The group defines the term littérature potentielle as (rough translation): "the seeking of new structures and patterns which may be used by writers in any way they enjoy".
Constraints are used as a means of triggering ideas and inspiration, most notably Perec's "story-making machine", which he used in the construction of Life A User's Manual. As well as established techniques, such as lipograms (Perec's novel A Void) and palindromes, the group devises new methods, often based on mathematical problems, such as the knight's tour of the chess-board and permutations.
Oulipo was founded on November 24, 1960, as a subcommittee of the Collège de ‘Pataphysique and titled Séminaire de littérature expérimentale. At their second meeting, the group changed its name to Ouvroir de littérature potentielle, or Oulipo, at Albert-Marie Schmidt's suggestion. The idea had arisen two months earlier, when a small group met in September at Cerisy-la-Salle for a colloquium on Queneau's work. During this seminar, Queneau and François Le Lionnais conceived the society.

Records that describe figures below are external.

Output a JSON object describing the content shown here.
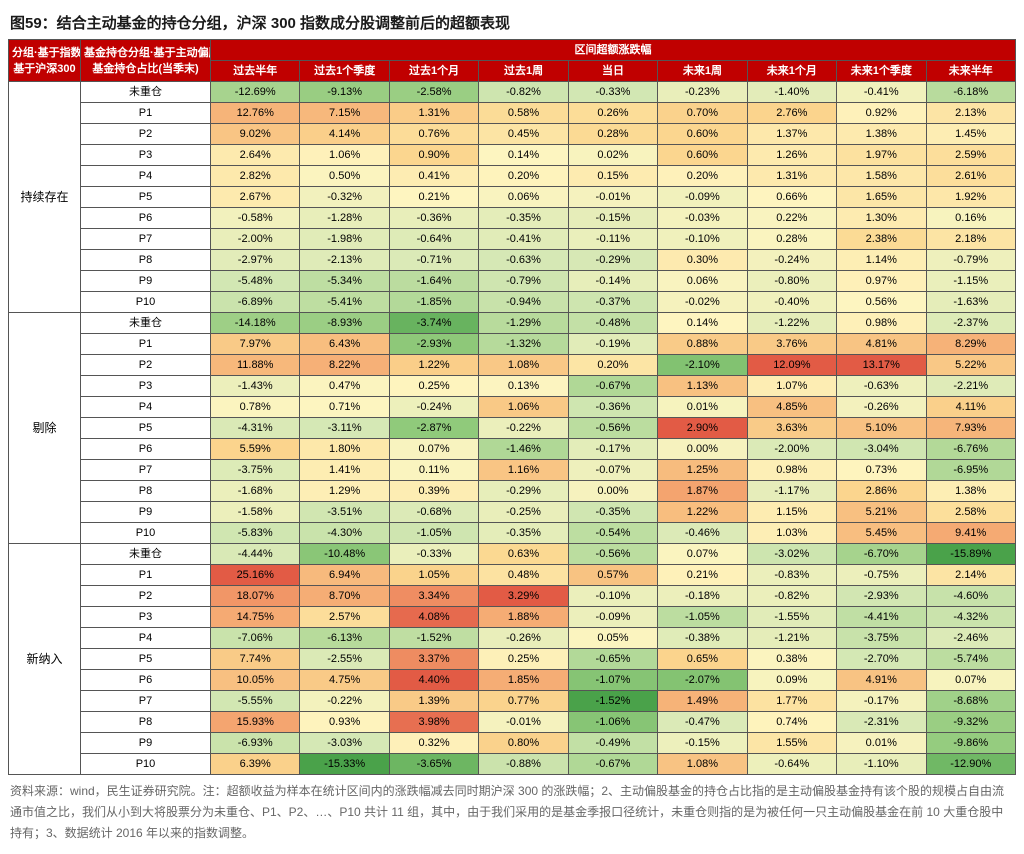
{
  "title": "图59：结合主动基金的持仓分组，沪深 300 指数成分股调整前后的超额表现",
  "header": {
    "col1_l1": "分组·基于指数调整:",
    "col1_l2": "基于沪深300",
    "col2_l1": "基金持仓分组·基于主动偏股",
    "col2_l2": "基金持仓占比(当季末)",
    "span_title": "区间超额涨跌幅",
    "periods": [
      "过去半年",
      "过去1个季度",
      "过去1个月",
      "过去1周",
      "当日",
      "未来1周",
      "未来1个月",
      "未来1个季度",
      "未来半年"
    ]
  },
  "color_scale": {
    "neg_strong": "#4aa24a",
    "neg_mid": "#8fc97a",
    "neg_weak": "#d5e8b5",
    "neutral": "#fef5c0",
    "pos_weak": "#fbd78f",
    "pos_mid": "#f4a26e",
    "pos_strong": "#e25b45",
    "header_bg": "#c00000",
    "header_fg": "#ffffff"
  },
  "groups": [
    {
      "name": "持续存在",
      "rows": [
        {
          "label": "未重仓",
          "v": [
            -12.69,
            -9.13,
            -2.58,
            -0.82,
            -0.33,
            -0.23,
            -1.4,
            -0.41,
            -6.18
          ]
        },
        {
          "label": "P1",
          "v": [
            12.76,
            7.15,
            1.31,
            0.58,
            0.26,
            0.7,
            2.76,
            0.92,
            2.13
          ]
        },
        {
          "label": "P2",
          "v": [
            9.02,
            4.14,
            0.76,
            0.45,
            0.28,
            0.6,
            1.37,
            1.38,
            1.45
          ]
        },
        {
          "label": "P3",
          "v": [
            2.64,
            1.06,
            0.9,
            0.14,
            0.02,
            0.6,
            1.26,
            1.97,
            2.59
          ]
        },
        {
          "label": "P4",
          "v": [
            2.82,
            0.5,
            0.41,
            0.2,
            0.15,
            0.2,
            1.31,
            1.58,
            2.61
          ]
        },
        {
          "label": "P5",
          "v": [
            2.67,
            -0.32,
            0.21,
            0.06,
            -0.01,
            -0.09,
            0.66,
            1.65,
            1.92
          ]
        },
        {
          "label": "P6",
          "v": [
            -0.58,
            -1.28,
            -0.36,
            -0.35,
            -0.15,
            -0.03,
            0.22,
            1.3,
            0.16
          ]
        },
        {
          "label": "P7",
          "v": [
            -2.0,
            -1.98,
            -0.64,
            -0.41,
            -0.11,
            -0.1,
            0.28,
            2.38,
            2.18
          ]
        },
        {
          "label": "P8",
          "v": [
            -2.97,
            -2.13,
            -0.71,
            -0.63,
            -0.29,
            0.3,
            -0.24,
            1.14,
            -0.79
          ]
        },
        {
          "label": "P9",
          "v": [
            -5.48,
            -5.34,
            -1.64,
            -0.79,
            -0.14,
            0.06,
            -0.8,
            0.97,
            -1.15
          ]
        },
        {
          "label": "P10",
          "v": [
            -6.89,
            -5.41,
            -1.85,
            -0.94,
            -0.37,
            -0.02,
            -0.4,
            0.56,
            -1.63
          ]
        }
      ]
    },
    {
      "name": "剔除",
      "rows": [
        {
          "label": "未重仓",
          "v": [
            -14.18,
            -8.93,
            -3.74,
            -1.29,
            -0.48,
            0.14,
            -1.22,
            0.98,
            -2.37
          ]
        },
        {
          "label": "P1",
          "v": [
            7.97,
            6.43,
            -2.93,
            -1.32,
            -0.19,
            0.88,
            3.76,
            4.81,
            8.29
          ]
        },
        {
          "label": "P2",
          "v": [
            11.88,
            8.22,
            1.22,
            1.08,
            0.2,
            -2.1,
            12.09,
            13.17,
            5.22
          ]
        },
        {
          "label": "P3",
          "v": [
            -1.43,
            0.47,
            0.25,
            0.13,
            -0.67,
            1.13,
            1.07,
            -0.63,
            -2.21
          ]
        },
        {
          "label": "P4",
          "v": [
            0.78,
            0.71,
            -0.24,
            1.06,
            -0.36,
            0.01,
            4.85,
            -0.26,
            4.11
          ]
        },
        {
          "label": "P5",
          "v": [
            -4.31,
            -3.11,
            -2.87,
            -0.22,
            -0.56,
            2.9,
            3.63,
            5.1,
            7.93
          ]
        },
        {
          "label": "P6",
          "v": [
            5.59,
            1.8,
            0.07,
            -1.46,
            -0.17,
            0.0,
            -2.0,
            -3.04,
            -6.76
          ]
        },
        {
          "label": "P7",
          "v": [
            -3.75,
            1.41,
            0.11,
            1.16,
            -0.07,
            1.25,
            0.98,
            0.73,
            -6.95
          ]
        },
        {
          "label": "P8",
          "v": [
            -1.68,
            1.29,
            0.39,
            -0.29,
            0.0,
            1.87,
            -1.17,
            2.86,
            1.38
          ]
        },
        {
          "label": "P9",
          "v": [
            -1.58,
            -3.51,
            -0.68,
            -0.25,
            -0.35,
            1.22,
            1.15,
            5.21,
            2.58
          ]
        },
        {
          "label": "P10",
          "v": [
            -5.83,
            -4.3,
            -1.05,
            -0.35,
            -0.54,
            -0.46,
            1.03,
            5.45,
            9.41
          ]
        }
      ]
    },
    {
      "name": "新纳入",
      "rows": [
        {
          "label": "未重仓",
          "v": [
            -4.44,
            -10.48,
            -0.33,
            0.63,
            -0.56,
            0.07,
            -3.02,
            -6.7,
            -15.89
          ]
        },
        {
          "label": "P1",
          "v": [
            25.16,
            6.94,
            1.05,
            0.48,
            0.57,
            0.21,
            -0.83,
            -0.75,
            2.14
          ]
        },
        {
          "label": "P2",
          "v": [
            18.07,
            8.7,
            3.34,
            3.29,
            -0.1,
            -0.18,
            -0.82,
            -2.93,
            -4.6
          ]
        },
        {
          "label": "P3",
          "v": [
            14.75,
            2.57,
            4.08,
            1.88,
            -0.09,
            -1.05,
            -1.55,
            -4.41,
            -4.32
          ]
        },
        {
          "label": "P4",
          "v": [
            -7.06,
            -6.13,
            -1.52,
            -0.26,
            0.05,
            -0.38,
            -1.21,
            -3.75,
            -2.46
          ]
        },
        {
          "label": "P5",
          "v": [
            7.74,
            -2.55,
            3.37,
            0.25,
            -0.65,
            0.65,
            0.38,
            -2.7,
            -5.74
          ]
        },
        {
          "label": "P6",
          "v": [
            10.05,
            4.75,
            4.4,
            1.85,
            -1.07,
            -2.07,
            0.09,
            4.91,
            0.07
          ]
        },
        {
          "label": "P7",
          "v": [
            -5.55,
            -0.22,
            1.39,
            0.77,
            -1.52,
            1.49,
            1.77,
            -0.17,
            -8.68
          ]
        },
        {
          "label": "P8",
          "v": [
            15.93,
            0.93,
            3.98,
            -0.01,
            -1.06,
            -0.47,
            0.74,
            -2.31,
            -9.32
          ]
        },
        {
          "label": "P9",
          "v": [
            -6.93,
            -3.03,
            0.32,
            0.8,
            -0.49,
            -0.15,
            1.55,
            0.01,
            -9.86
          ]
        },
        {
          "label": "P10",
          "v": [
            6.39,
            -15.33,
            -3.65,
            -0.88,
            -0.67,
            1.08,
            -0.64,
            -1.1,
            -12.9
          ]
        }
      ]
    }
  ],
  "footnote": "资料来源：wind，民生证券研究院。注：超额收益为样本在统计区间内的涨跌幅减去同时期沪深 300 的涨跌幅；2、主动偏股基金的持仓占比指的是主动偏股基金持有该个股的规模占自由流通市值之比，我们从小到大将股票分为未重仓、P1、P2、…、P10 共计 11 组，其中，由于我们采用的是基金季报口径统计，未重仓则指的是为被任何一只主动偏股基金在前 10 大重仓股中持有；3、数据统计 2016 年以来的指数调整。"
}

During the subsequent decade, Oulipo (as it was commonly known) was only rarely visible as a group. As a subcommittee, they reported their work to the full Collège de 'Pataphysique in 1961. In addition, Temps Mêlés (in French) devoted an issue to Oulipo in 1964, and Belgian radio broadcast one Oulipo meeting. Its members were individually active during these years and published works which were created within their constraints. The group as a whole began to emerge from obscurity in 1973 with the publication of La Littérature Potentielle, a collection of representative pieces. In 2012 Harvard University Press published a history of the movement, Many Subtle Channels: In Praise of Potential Literature, by Oulipo member Daniel Levin Becker.